Ter. Mar 24th, 2026

NOVA DELHI: Grupos insurgentes no Paquistão alertaram os jogadores de críquete internacionais para se retirarem imediatamente da próxima Superliga do Paquistão (PSL), colocando a 11ª edição do torneio em uma crise de segurança dias antes de seu início em 26 de março.

A declaração, emitida pelo porta-voz do Tehrik-e-Taliban Paquistão (TTP), Asad Mansoor, enquadrou a liga T20 como uma “zombaria cruel” do sofrimento em regiões como Khyber Pakhtunkhwa e Baluchistão.

O “assessor” da facção Tehrik-e-Taliban Paquistão (TTP), Jamaat-ul-Ahrar, alertou os jogadores de críquete internacionais para se retirarem do PSL, dizendo que a segurança dos jogadores internacionais não pode ser garantida devido ao atual cenário de segurança volátil e incerto.

O grupo insistiu que não permitiria que “a dignidade do povo fosse comprometida em prol da ótica política” ou que “o sangue dos oprimidos fosse coberto pelas luzes de um estádio”.

“Num clima onde as operações militares e a agitação civil dominam partes significativas do território, a segurança dos atletas internacionais não pode ser garantida.

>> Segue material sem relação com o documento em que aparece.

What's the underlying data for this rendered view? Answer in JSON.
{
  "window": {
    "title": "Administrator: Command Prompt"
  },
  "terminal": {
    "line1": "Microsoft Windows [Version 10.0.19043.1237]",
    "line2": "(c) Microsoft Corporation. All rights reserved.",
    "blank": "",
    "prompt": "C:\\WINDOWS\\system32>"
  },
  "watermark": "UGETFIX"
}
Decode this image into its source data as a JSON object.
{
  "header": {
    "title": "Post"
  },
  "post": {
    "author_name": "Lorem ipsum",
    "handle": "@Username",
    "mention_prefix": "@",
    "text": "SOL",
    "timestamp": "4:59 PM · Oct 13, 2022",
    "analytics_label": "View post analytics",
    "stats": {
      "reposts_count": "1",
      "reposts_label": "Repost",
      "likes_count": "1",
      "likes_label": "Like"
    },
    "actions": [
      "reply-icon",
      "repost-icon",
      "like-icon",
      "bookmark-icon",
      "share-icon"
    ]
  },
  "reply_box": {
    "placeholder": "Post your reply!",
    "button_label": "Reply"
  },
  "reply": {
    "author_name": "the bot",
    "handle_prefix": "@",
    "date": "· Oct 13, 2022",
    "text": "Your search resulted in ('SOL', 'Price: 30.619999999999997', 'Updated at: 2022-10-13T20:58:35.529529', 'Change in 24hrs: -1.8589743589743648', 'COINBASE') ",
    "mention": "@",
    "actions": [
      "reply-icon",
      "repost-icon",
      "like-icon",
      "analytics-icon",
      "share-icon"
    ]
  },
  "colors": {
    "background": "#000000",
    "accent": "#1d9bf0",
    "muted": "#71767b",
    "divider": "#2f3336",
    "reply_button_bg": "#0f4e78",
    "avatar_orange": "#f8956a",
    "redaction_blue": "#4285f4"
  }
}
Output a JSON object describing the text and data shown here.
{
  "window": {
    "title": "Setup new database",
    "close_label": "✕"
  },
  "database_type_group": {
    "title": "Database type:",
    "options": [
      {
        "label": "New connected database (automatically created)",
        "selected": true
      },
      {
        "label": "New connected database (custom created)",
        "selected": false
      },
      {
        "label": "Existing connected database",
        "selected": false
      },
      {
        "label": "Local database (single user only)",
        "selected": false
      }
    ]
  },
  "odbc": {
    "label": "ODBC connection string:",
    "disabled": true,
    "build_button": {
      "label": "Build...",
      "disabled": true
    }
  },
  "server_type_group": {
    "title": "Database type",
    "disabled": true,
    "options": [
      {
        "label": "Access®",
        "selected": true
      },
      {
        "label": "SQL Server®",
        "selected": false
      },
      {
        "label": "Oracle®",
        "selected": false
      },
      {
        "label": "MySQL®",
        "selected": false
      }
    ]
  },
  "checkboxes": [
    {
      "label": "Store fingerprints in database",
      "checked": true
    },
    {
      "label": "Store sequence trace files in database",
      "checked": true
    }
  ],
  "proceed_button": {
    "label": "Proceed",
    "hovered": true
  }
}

Dadas estas circunstâncias terríveis, aconselhamos vivamente que priorizem a sua segurança pessoal e a retirada. O espectáculo organizado do PSL serve como uma zombaria cruel do nosso sofrimento”, afirmou.

Esta ameaça surge num momento delicado, uma vez que o Paquistão está envolvido num aumento da actividade insurgente, levando o Conselho de Críquete do Paquistão (PCB) a restringir o torneio a apenas dois locais, Karachi e Lahore, e também a impedir espectadores.

Apesar do ultimato, o PCB insistiu que o torneio prosseguiria conforme programado.